A propósito de Redford

20 de septiembre 2025 - 03:09

Hace un cuarto de siglo, la universidad pública ofrecía a sus profesores la posibilidad de crear unas asignaturas “de libre configuración”. Quienes proponían esas materias fuera de los itinerarios curriculares de sus titulaciones lo hacían por amor al arte, es decir, no se les computaban como carga docente. A cambio, era una oportunidad de crear e integrar, y en las aulas se daban cita estudiantes de cualquier carrera. Apenas nacía el sistema llamado de Bolonia, casi contemporáneo al extraordinario invento paneuropeo llamado Erasmus con el que los chavales estudian en otros países. Integración por la vía del saber.

Había asignaturas de libre configuración cuyas denominaciones pueden parecer de lo más peregrinas (me invento alguna: La Flauta Travesera en el Barroco de la España Citerior, La sexualidad de los Astronautas, Olivar y Género).
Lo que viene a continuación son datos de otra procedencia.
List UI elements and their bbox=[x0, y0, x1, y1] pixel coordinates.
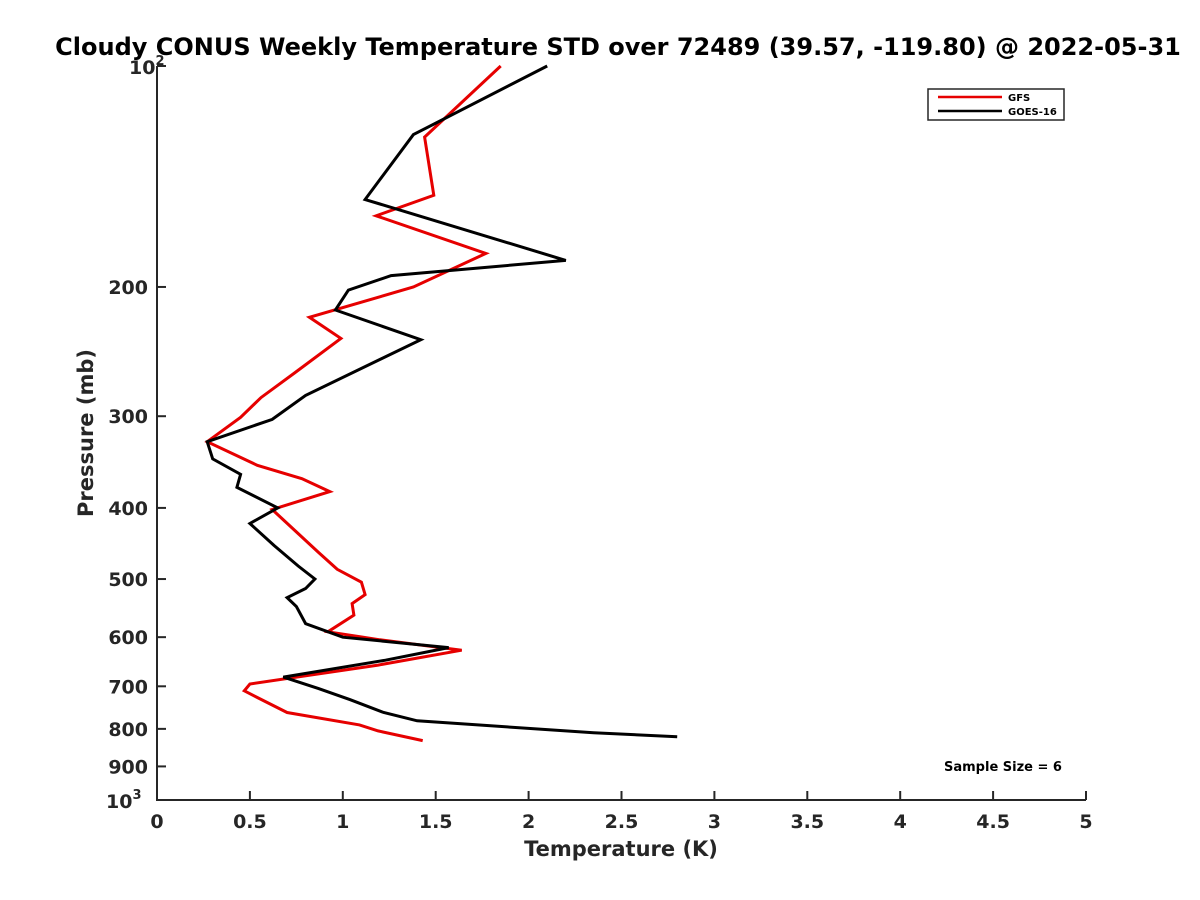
x-tick-label: 4 bbox=[894, 811, 907, 833]
y-axis-ticks: 200 300 400 500 600 700 800 900 bbox=[108, 65, 166, 801]
x-tick-label: 4.5 bbox=[976, 811, 1010, 833]
y-tick-label: 300 bbox=[108, 406, 148, 428]
x-tick-label: 1 bbox=[336, 811, 349, 833]
y-tick-label: 900 bbox=[108, 756, 148, 778]
y-tick-label: 400 bbox=[108, 498, 148, 520]
x-tick-label: 3 bbox=[708, 811, 721, 833]
x-tick-label: 0 bbox=[150, 811, 163, 833]
y-tick-label: 600 bbox=[108, 627, 148, 649]
sample-size-annotation: Sample Size = 6 bbox=[944, 760, 1062, 775]
x-tick-label: 0.5 bbox=[233, 811, 267, 833]
y-tick-label-top: 102 bbox=[129, 54, 165, 79]
legend-box bbox=[927, 88, 1065, 121]
y-tick-label-bottom: 103 bbox=[106, 788, 142, 813]
series-layer bbox=[204, 64, 678, 743]
y-tick-label: 700 bbox=[108, 676, 148, 698]
y-tick-label: 200 bbox=[108, 277, 148, 299]
y-tick-label: 500 bbox=[108, 569, 148, 591]
legend-label-goes16: GOES-16 bbox=[1008, 107, 1057, 118]
x-tick-label: 3.5 bbox=[790, 811, 824, 833]
legend-label-gfs: GFS bbox=[1008, 93, 1030, 104]
y-axis-label: Pressure (mb) bbox=[74, 349, 98, 517]
x-axis-ticks: 0 0.5 1 1.5 2 2.5 3 3.5 4 4.5 5 bbox=[150, 791, 1093, 833]
x-tick-label: 5 bbox=[1079, 811, 1092, 833]
x-tick-label: 2 bbox=[522, 811, 535, 833]
series-line-gfs bbox=[204, 64, 502, 743]
y-tick-label: 800 bbox=[108, 719, 148, 741]
series-line-goes16 bbox=[205, 64, 678, 739]
legend: GFS GOES-16 bbox=[927, 88, 1065, 121]
x-tick-label: 1.5 bbox=[419, 811, 453, 833]
x-axis-label: Temperature (K) bbox=[524, 837, 718, 861]
x-tick-label: 2.5 bbox=[605, 811, 639, 833]
chart-title: Cloudy CONUS Weekly Temperature STD over… bbox=[55, 33, 1181, 61]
Internet no imperaba antes del comienzo del XX y es difícil hallar listados. Se empezaba a hablar de créditos, que es como pasaron a llamarse las horas lectivas teóricas y prácticas. No existía la Aneca, la agencia que arbitra los méritos y la promoción de los profesores y/o investigadores, pastoreados al imperio del paper publicado en revistas de impacto, que no sólo constituyeron un negocio con ringorrango, sino que obraron el prodigio de que materias sociales, como la Economía de la Empresa, se evaluaran con criterios parejos a los de las ciencias experimentales, que en general cuentan con mayor “transferencia de la investigación”, esto es, utilidad social y no sólo promocional. De paso, quienes (cromañoides en fuera de juego) habían asistido a decenas de congresos y publicado cuarenta artículos en sus actas vieron como todo aquel esfuerzo tenía el mismo valor que un caramelo en la puerta del colegio. Una revolución. En riguroso inglés e inclementes revisores.

La docencia pasó a ser accesoria a la hora de prosperar. Aunque las publicaciones –no hablamos de Science o Nature, sino de la eclosión de Journals– pasaran desapercibidas para la sociedad por la que existe la Universidad. El incentivo pasó a ser el paper. Hacer consultoría esencial o pruebas periciales siendo, por ejemplo, economista o jurista, era sospechoso en el nuevo orden. Las desinteresadas libre configuración se fueron por el desagüe.

Tuve la confianza de Casanueva y Caro para integrarme en una de ellas, Cine y Gestión de Empresas, que fue premiada por “innovadora” en la universidad. Reconocida por cientos de estudiantes. Entonces no se decía transversal, pero vive Dios que lo era: gente de Económicas junto a otros de Derecho, Medicina, Filología, Arquitectura, Filosofía o Psicología, que se abrían y agregaban un bicho exótico a sus expedientes.

Traigo esto a colación porque una de las películas que daban palanca a aprender cosas de empresas, como la Planificación Estratégica, era El Golpe, con Paul Newman y el ahora difunto Robert Redford como protagonistas de un colosal timo a un canalla mafioso que había asesinado a un buen hombre y amigo de ellos. Nunca pensé que Newman y Redford podrían morir. Como las joyitas libertarias que eran esas asignaturas.

Descansen ellos y ellas en paz. ¡Oh melancolía!